Anglojęzyczne media biznesowe żyją od kilku dni napisanym przez miliardera Toma Perkinsa (współzałożyciela Kleiner Perkins Caufield & Byers) listem, który opublikował Wall Street Journal, a w którym autor porównał sposób w jaki postrzegani są najbogatsi Amerykanie do postrzegania Żydów w nazistowskich Niemczech.
Dlatego gdy zobaczyłem dziś wykres pokazujący wyniki badań sondażowych najbogatszego 1% Amerykanów pomyślałem, że warto zaglądnąć do źródła. To była dobra decyzja bo wyniki sondażu są dużo bardziej interesujące niż to co przekazują dziennikarze bloga Know More na stronach Washington Post za pomocą tego wykresu i tytułu „Wygląda na to, że bogaci ludzie nie przepadają za pomaganiem bezrobotnym”.

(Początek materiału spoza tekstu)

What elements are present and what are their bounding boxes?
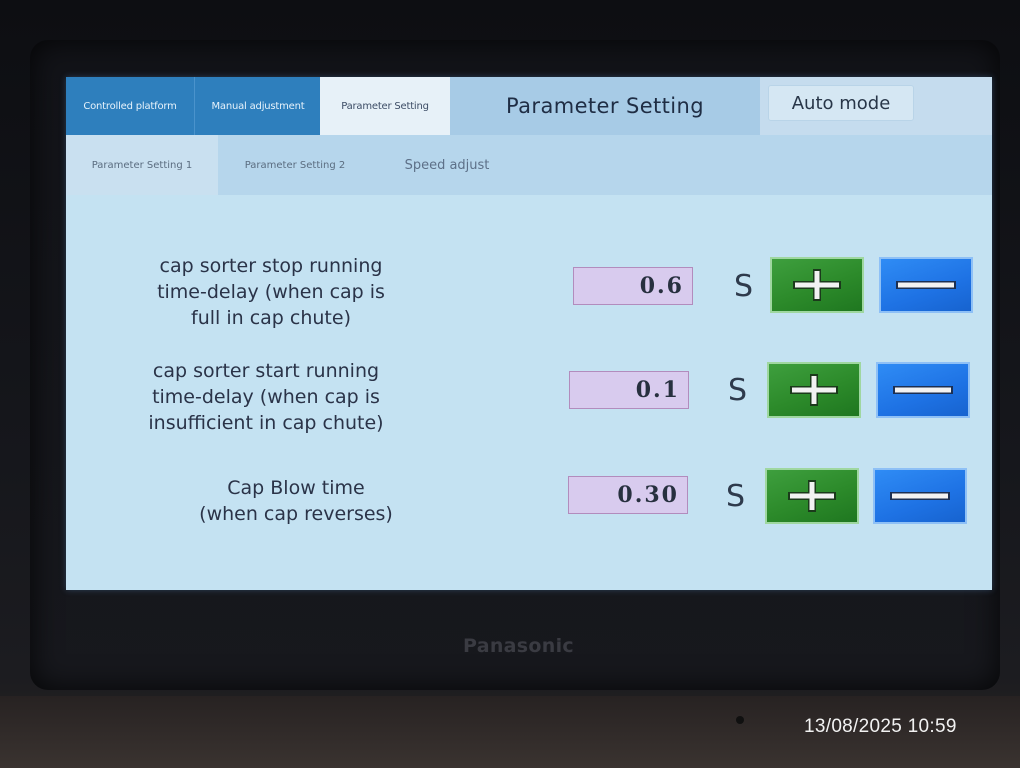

Na powyższym wykresie pokazano odsetek respondentów w grupie najbogatszych Amerykanów (zielone słupki) i całym społeczeństwie (czerwone słupki), który popiera poszczególne pomysły w dziedzinie siatki zabezpieczeń społecznych i polityki edukacyjnej. Dosyć wyraźnie widać, że poparcie dla programów socjalnych jest zdecydowanie niższe wśród najbogatszych Amerykanów niż w całym społeczeństwie. Odwrotnie rzecz się ma z aprobatą pomysłów prywatyzacyjnych czy wprowadzających mechanizmy rynkowe do sektora publicznego.
Jak wspomniałem wcześniej, wyniki sondażu, opublikowane w artykule, który napisali Benjamin Page, Larry Bartels, and Jason Seawright, komplikują trochę czarno-biały obraz z wykresu. Page, Bartels i Seawright zorganizowali sondaż, w którym wzięło udział 83 zamożnych (średni majątek – 14 mln USD, średnie dochody 1,04 mln USD) Amerykanów z okolic Chicago (jeśli dobrze rozumiem – zatrudnionych jako wysoka kadra managerska w dużych korporacjach). Sondaż przeprowadzono na początku 2011 roku.

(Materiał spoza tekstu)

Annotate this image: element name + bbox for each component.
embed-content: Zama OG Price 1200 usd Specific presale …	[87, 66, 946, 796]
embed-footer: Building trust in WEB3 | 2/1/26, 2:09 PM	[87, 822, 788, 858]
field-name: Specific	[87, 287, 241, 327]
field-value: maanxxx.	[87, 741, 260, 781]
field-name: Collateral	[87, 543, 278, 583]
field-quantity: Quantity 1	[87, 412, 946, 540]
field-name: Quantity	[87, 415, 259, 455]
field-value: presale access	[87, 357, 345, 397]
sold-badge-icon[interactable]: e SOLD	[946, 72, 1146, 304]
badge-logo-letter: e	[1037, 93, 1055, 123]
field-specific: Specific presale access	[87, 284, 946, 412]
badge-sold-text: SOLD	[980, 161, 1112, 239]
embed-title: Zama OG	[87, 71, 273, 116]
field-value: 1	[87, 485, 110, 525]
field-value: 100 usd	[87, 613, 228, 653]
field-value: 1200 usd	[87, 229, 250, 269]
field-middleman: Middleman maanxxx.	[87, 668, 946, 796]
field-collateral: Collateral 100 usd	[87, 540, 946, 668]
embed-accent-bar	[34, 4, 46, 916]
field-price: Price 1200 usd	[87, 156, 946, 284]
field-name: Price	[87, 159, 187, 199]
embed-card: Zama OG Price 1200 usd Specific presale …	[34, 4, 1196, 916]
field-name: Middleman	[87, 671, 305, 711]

Warto więc zauważyć, że mamy do czynienia z niewielką próbą jak na sondaż opinii publicznej i to próbą ograniczoną geograficznie i sektorowo (zupełnie pomijającą bogatych z sektora technologicznego na Zachodnim Wybrzeżu czy sektora finansowego na Wschodnim Wybrzeżu). Tym niemniej autorzy prezentują pewien obraz ważnej grupy społecznej, której całościowe preferencje w dziedzinie polityki gospodarczej są bardzo mało znane.
Zwrócę uwagę na trzy zagadnienia. Pierwsze dotyczy polityki regulacyjnej i polityki makroekonomicznej. Poniższa tabela pokazuje odsetek respondentów, którzy odpowiedzieli twierdząco na poszczególne pytania:
O ile więc zdecydowana większość najbogatszych, aż 69%, uważa, że rząd zbyt mocno interweniuje regulacjami w działalność gospodarczą to 18% przewagę (różnica pomiędzy respondentami odpowiadającymi twierdząco i przecząco) uzyskał pogląd, że należy wzmocnić regulacje sektora finansowego. Zdaniem najbogatszych Amerykanów (z okolic Chicago) zbyt słabo jest także regulowany sektor naftowy, spożywczy i opieki zdrowotnej. Najbogatsi Amerykanie w mniejszym stopniu niż szerokie społeczeństwo popierają zwiększenie regulacji ale wydają się dostrzegać słabość regulacji w kilku sektorach, w tym sektorze finansowym.
Trzecie pytanie od końca pokazuje, że badani bogaci Amerykanie są, w potocznym znaczeniu tego słowa, keynesistami – są zwolennikami prowadzenia polityki deficytu budżetowego w czasie gdy państwo znajduje się w czasie recesji i w czasie wojny. W dużo większym stopniu niż szerokie społeczeństwo (73% poparcia vs 31% poparcia).
Ostatnie pytanie także stawia najbogatszych Amerykanów w innym świetle niż prezentowany na początku wykres – 65% z nich zadeklarowało gotowość płacenia wyższych podatków w celu obniżenia deficytu budżetowego.
Interesująco wyglądają także odpowiedzi na temat polityki podatkowej. Przedstawia je tabela poniżej:
To fascynujące, ale większy odsetek bogatych Amerykanów niż zwykłych Amerykanów jest zwolennikami progresywnego systemu podatkowego. Aż 66% bogatych respondentów zgodziło się z opinią, że ludzie o wyższych dochodach powinni płacić w podatkach większy odsetek swoich dochodów niż ludzie o niższych dochodach.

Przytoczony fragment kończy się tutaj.